主な変更点は、Howの取得時にHow要素のチャンクIDを取得し、Howのチャンクに係るWhat要素とWho要素を探して抽出することです。
また、How要素を決定する際に、複数チャンクに渡ってHow要素が構成される場合はHow要素すべてのチャンクをHowのチャンクとするようにしています。
Why要素は係り受けの関係を使うよりも、助詞などの関係から抽出した方がよさそうです。
その他に、How要素の判定を少し甘くして、「どのようなのか」がわかりやすくなるようにしました。

例えば、入力が

「年末年始をふるさとなどで過ごす人たちで各交通機関の混雑が始まりました。」  

の時、今までの抽出器だと下記の通り出力されましたが、この場合「過ごす」はHow要素ではないため誤っていました。
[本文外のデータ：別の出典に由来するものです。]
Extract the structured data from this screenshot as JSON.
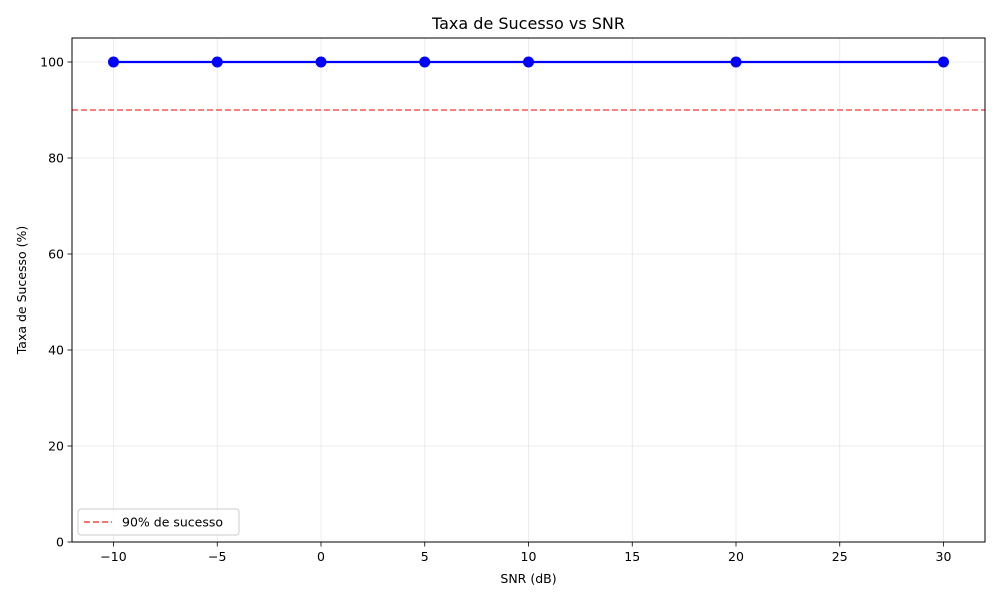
{
  "chart_data": {
    "type": "line",
    "title": "Taxa de Sucesso vs SNR",
    "xlabel": "SNR (dB)",
    "ylabel": "Taxa de Sucesso (%)",
    "xlim": [
      -12,
      32
    ],
    "ylim": [
      0,
      105
    ],
    "xticks": [
      -10,
      -5,
      0,
      5,
      10,
      15,
      20,
      25,
      30
    ],
    "xtick_labels": [
      "−10",
      "−5",
      "0",
      "5",
      "10",
      "15",
      "20",
      "25",
      "30"
    ],
    "yticks": [
      0,
      20,
      40,
      60,
      80,
      100
    ],
    "ytick_labels": [
      "0",
      "20",
      "40",
      "60",
      "80",
      "100"
    ],
    "grid": true,
    "series": [
      {
        "x": [
          -10,
          -5,
          0,
          5,
          10,
          20,
          30
        ],
        "y": [
          100,
          100,
          100,
          100,
          100,
          100,
          100
        ],
        "color": "#0000ff",
        "marker": "circle"
      }
    ],
    "reference_lines": [
      {
        "orientation": "horizontal",
        "y": 90,
        "label": "90% de sucesso",
        "color": "#ff4040",
        "style": "dashed"
      }
    ],
    "legend_position": "lower-left"
  }
}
「 (年末年始When)をふるさとなどで, (過ごすHow)人たちで各交通機関の, (混雑Who)が, (始まりましたHow)。」

これが、今回の係る受け解析を用いた手法だと、下記の通りに出力されます。

「(年末年始When)をふるさとなどで過ごす人たちで各(交通機関のWhat)(混雑が始まりました。How)」

そのほか何パターンか入力してみました。

入力:「会見があるから見ると聞かれるなっていうのがやっぱり想像できるじゃないですか。」
出力:「(会見があるWhy)から見ると(聞かれるなっていうのがWhat)やっぱり(想像できるじゃないですか。How)」
入力:「ええ答えなきゃいけなくなることを回避するために皆さんには申し訳ないですけど見ないという手段を僕はとりました。」
出力:「ええ(答えなきゃいけなくなることを回避するためWhy)に皆さんには申し訳ないですけど見ないという(手段をWhat)(僕はとりました。How)」
入力:「箱根の駅伝があるということで神奈川県を中心にお天気を伺えればと思います。」
出力:「(箱根Where)の駅伝があるということで(神奈川県Where)を中心に(お天気を伺えればと思います。How)」

このように、きちんと助詞があれば、概ね正確な抽出ができています。

次回の予定

助詞がない場合の処理について検討していきます。